Differential Expression of Utrophin-A and -B Promoters in the Central Nervous System (CNS) of Normal and Dystrophic mdx Mice
Article first published online: 27 MAY 2009
© 2009 The Authors; Journal Compilation © 2009 International Society of Neuropathology
Volume 20, Issue 2, pages 323–342, March 2010
How to Cite
Baby, S. M., Bogdanovich, S., Willmann, G., Basu, U., Lozynska, O. and Khurana, T. S. (2010), Differential Expression of Utrophin-A and -B Promoters in the Central Nervous System (CNS) of Normal and Dystrophic mdx Mice. Brain Pathology, 20: 323–342. doi: 10.1111/j.1750-3639.2009.00275.x
- Issue published online: 2 FEB 2010
- Article first published online: 27 MAY 2009
- Received/accepted 19 March 2009.
- central nervous system;
- mdx mice;
- utrophin-A and -B promoters
Utrophin (Utrn) is the autosomal homolog of dystrophin, the Duchene Muscular Dystrophy (DMD) locus product and of therapeutic interest, as its overexpression can compensate dystrophin's absence.
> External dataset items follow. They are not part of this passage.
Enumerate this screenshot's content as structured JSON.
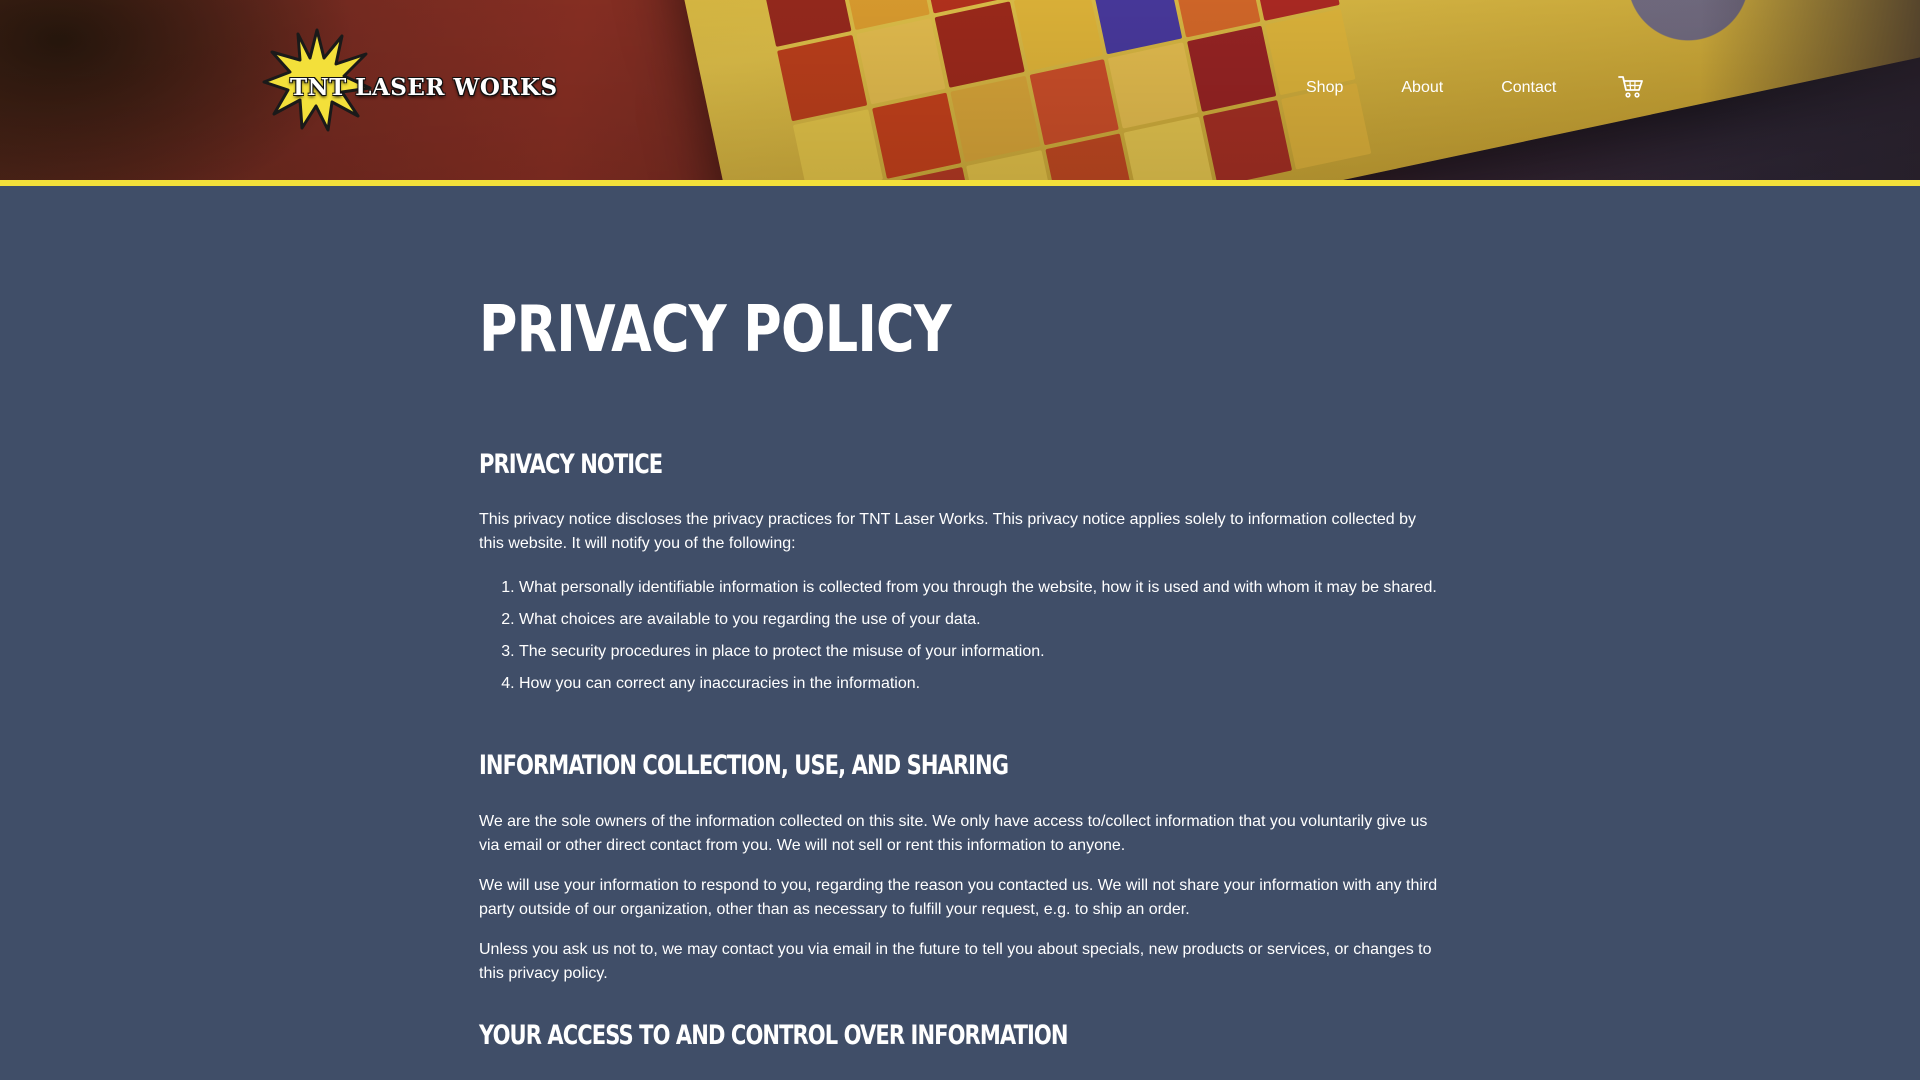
{
  "header": {
    "logo_text": "TNT LASER WORKS",
    "accent_color": "#f3e03a",
    "nav": {
      "shop": "Shop",
      "about": "About",
      "contact": "Contact"
    },
    "cart_icon": "shopping-cart-icon"
  },
  "page": {
    "background_color": "#404e68",
    "title": "PRIVACY POLICY",
    "sections": [
      {
        "heading": "PRIVACY NOTICE",
        "intro": "This privacy notice discloses the privacy practices for TNT Laser Works. This privacy notice applies solely to information collected by this website. It will notify you of the following:",
        "list": [
          "What personally identifiable information is collected from you through the website, how it is used and with whom it may be shared.",
          "What choices are available to you regarding the use of your data.",
          "The security procedures in place to protect the misuse of your information.",
          "How you can correct any inaccuracies in the information."
        ]
      },
      {
        "heading": "INFORMATION COLLECTION, USE, AND SHARING",
        "paragraphs": [
          "We are the sole owners of the information collected on this site. We only have access to/collect information that you voluntarily give us via email or other direct contact from you. We will not sell or rent this information to anyone.",
          "We will use your information to respond to you, regarding the reason you contacted us. We will not share your information with any third party outside of our organization, other than as necessary to fulfill your request, e.g. to ship an order.",
          "Unless you ask us not to, we may contact you via email in the future to tell you about specials, new products or services, or changes to this privacy policy."
        ]
      },
      {
        "heading": "YOUR ACCESS TO AND CONTROL OVER INFORMATION"
      }
    ]
  }
}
Utrn is transcribed by Utrn-A and -B promoters with mRNAs differing at their 5′ ends. However, previous central nervous system (CNS) studies used C-terminal antibodies recognizing both isoforms. As this distinction may impact upregulation strategies, we generated Utrn-A and -B promoter-specific antibodies, Taqman Polymerase chain reaction (PCR)-based absolute copy number assays, and luciferase-reporter constructs to study CNS of normal and dystrophic mdx mice. Differential expression of Utrn-A and -B was noted in microdissected and capillary-enriched fractions. At the protein level, Utrn-B was predominantly expressed in vasculature and ependymal lining, whereas Utrn-A was expressed in neurons, astrocytes, choroid plexus and pia mater. mRNA quantification demonstrated matching patterns of differential expression; however, transcription–translation mismatch was noted for Utrn-B in caudal brain regions. Utrn-A and Utrn-B proteins were significantly upregulated in olfactory bulb and cerebellum of mdx brain. Differential promoter activity, mRNA and protein expressions were studied in cultured C2C12, bEnd3, neurons and astrocytes. Promoter activity ranking for Utrn-A and -B was neurons > astrocytes > C2C12 > bEnd3 and bEnd3 > astrocytes > neurons > C2C12, respectively. Our results identify promoter usage patterns for therapeutic targeting and define promoter-specific differential distribution of Utrn isoforms in normal and dystrophic CNS.